Gavin Vreeland was fed up. For more than 11 years, the resident of Kahoka, Missouri, lived with alarming seizures that stopped him in his tracks. The seizures caused his lips to smack, his eyes to glaze over and his hands to tighten their grip. More often than not, he'd black out.
Numerous physicians agreed Gavin's seizures were epileptic, but the source of the abnormal activity remained a mystery despite multiple MRI scans of his brain. Gavin took dozens of pills a day to control the episodes, but the seizures continued.
Not only was Gavin frustrated by the lack of improvement in his seizure activity, so was his hometown neurologist. "We were tired of trying a bunch of medications, and he finally said: 'Let's change things. I'm going to recommend you to Mayo Clinic,'" Gavin says.
In February 2018, Gavin met neurologist Jeffrey Britton, M.D., at Mayo Clinic's Rochester campus. Dr. Britton recommended Gavin undergo a specialized MRI scan to learn more about his condition. Gavin's care team used the MRI images to identify a defect in his brain, known as a temporal lobe encephalocele, as the cause of the seizures. A month later, Gavin underwent brain surgery during which Mayo Clinic neurosurgeon Jamie Van Gompel, M.D., removed the encephalocele.
Now more than a year later, Gavin hasn't had any seizures since his operation. He's reduced his medications. He's back to work and happy to be living life without worrying about being hit by a seizure.

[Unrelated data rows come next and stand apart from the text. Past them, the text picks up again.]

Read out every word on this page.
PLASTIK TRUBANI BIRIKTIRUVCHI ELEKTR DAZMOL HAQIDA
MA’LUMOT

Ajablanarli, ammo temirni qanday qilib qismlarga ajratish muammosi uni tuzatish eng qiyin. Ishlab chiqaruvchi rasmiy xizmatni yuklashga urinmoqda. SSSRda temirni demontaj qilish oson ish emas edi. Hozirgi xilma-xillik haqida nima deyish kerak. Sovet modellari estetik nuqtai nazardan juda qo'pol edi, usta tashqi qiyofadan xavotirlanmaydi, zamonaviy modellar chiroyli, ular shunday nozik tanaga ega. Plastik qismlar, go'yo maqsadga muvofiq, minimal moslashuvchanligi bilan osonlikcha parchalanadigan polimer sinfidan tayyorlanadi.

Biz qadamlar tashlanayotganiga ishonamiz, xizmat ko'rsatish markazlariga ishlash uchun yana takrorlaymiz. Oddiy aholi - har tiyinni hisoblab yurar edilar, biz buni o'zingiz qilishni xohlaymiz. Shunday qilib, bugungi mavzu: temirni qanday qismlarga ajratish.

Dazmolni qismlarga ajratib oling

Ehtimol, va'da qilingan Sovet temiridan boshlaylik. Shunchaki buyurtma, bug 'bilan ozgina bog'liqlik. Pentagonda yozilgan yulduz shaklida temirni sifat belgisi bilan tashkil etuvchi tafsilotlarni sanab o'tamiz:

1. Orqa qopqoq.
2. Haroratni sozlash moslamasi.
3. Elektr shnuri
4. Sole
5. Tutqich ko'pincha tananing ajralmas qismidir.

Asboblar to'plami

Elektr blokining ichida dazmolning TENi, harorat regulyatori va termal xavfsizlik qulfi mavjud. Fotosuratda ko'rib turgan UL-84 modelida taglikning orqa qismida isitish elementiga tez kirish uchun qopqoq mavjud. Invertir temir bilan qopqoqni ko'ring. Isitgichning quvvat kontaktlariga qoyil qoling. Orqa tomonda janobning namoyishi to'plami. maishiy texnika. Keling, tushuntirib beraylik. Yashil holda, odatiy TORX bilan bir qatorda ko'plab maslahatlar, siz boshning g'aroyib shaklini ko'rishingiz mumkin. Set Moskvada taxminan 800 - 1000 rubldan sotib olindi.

"My life has changed by my stress level going down quite a bit just knowing I am going to be able to wake up, and I can decrease my medications, and I finally don't have to deal with seizures anymore," Gavin says.
Disruptive disorder
Gavin's first seizure occurred when he was a 22-year-old college student. When it struck, the seizure hit hard, Gavin says. "I sat down in a recliner and started watching TV, and the next thing I knew, I was waking up in the back of an ambulance going to the hospital."
That grand mal seizure resulted in Gavin being diagnosed with epilepsy and prescribed an antiseizure medication. As the years passed and Gavin continued to experience seizures, he tried a number of new medications. Although a new drug would stop the seizures for a time, they always came back.
"I'd go maybe two to three weeks and then, bam, I'd have a small episode," Gavin says. "It would last maybe 10 to 15 seconds, and I'd have two to three episodes right after that."
"I never had any warning signs that I was about to take a roller coaster."
Gavin Vreeland
During his seizures, Gavin would stare blankly into "la-la land," he says. "I'd smack my lips and saliva would come out of the side of my mouth. I'd start twirling my hands. My grip would tighten. One time I had a full soda can in my hand and began to have an episode, and I literally crushed the soda can with my hand."
The events were unpredictable. Once, a seizure stuck while Gavin was working in a restaurant. He passed out, hit his head and required several stitches. "I never had any warning signs that I was about to take a roller coaster," he recalls.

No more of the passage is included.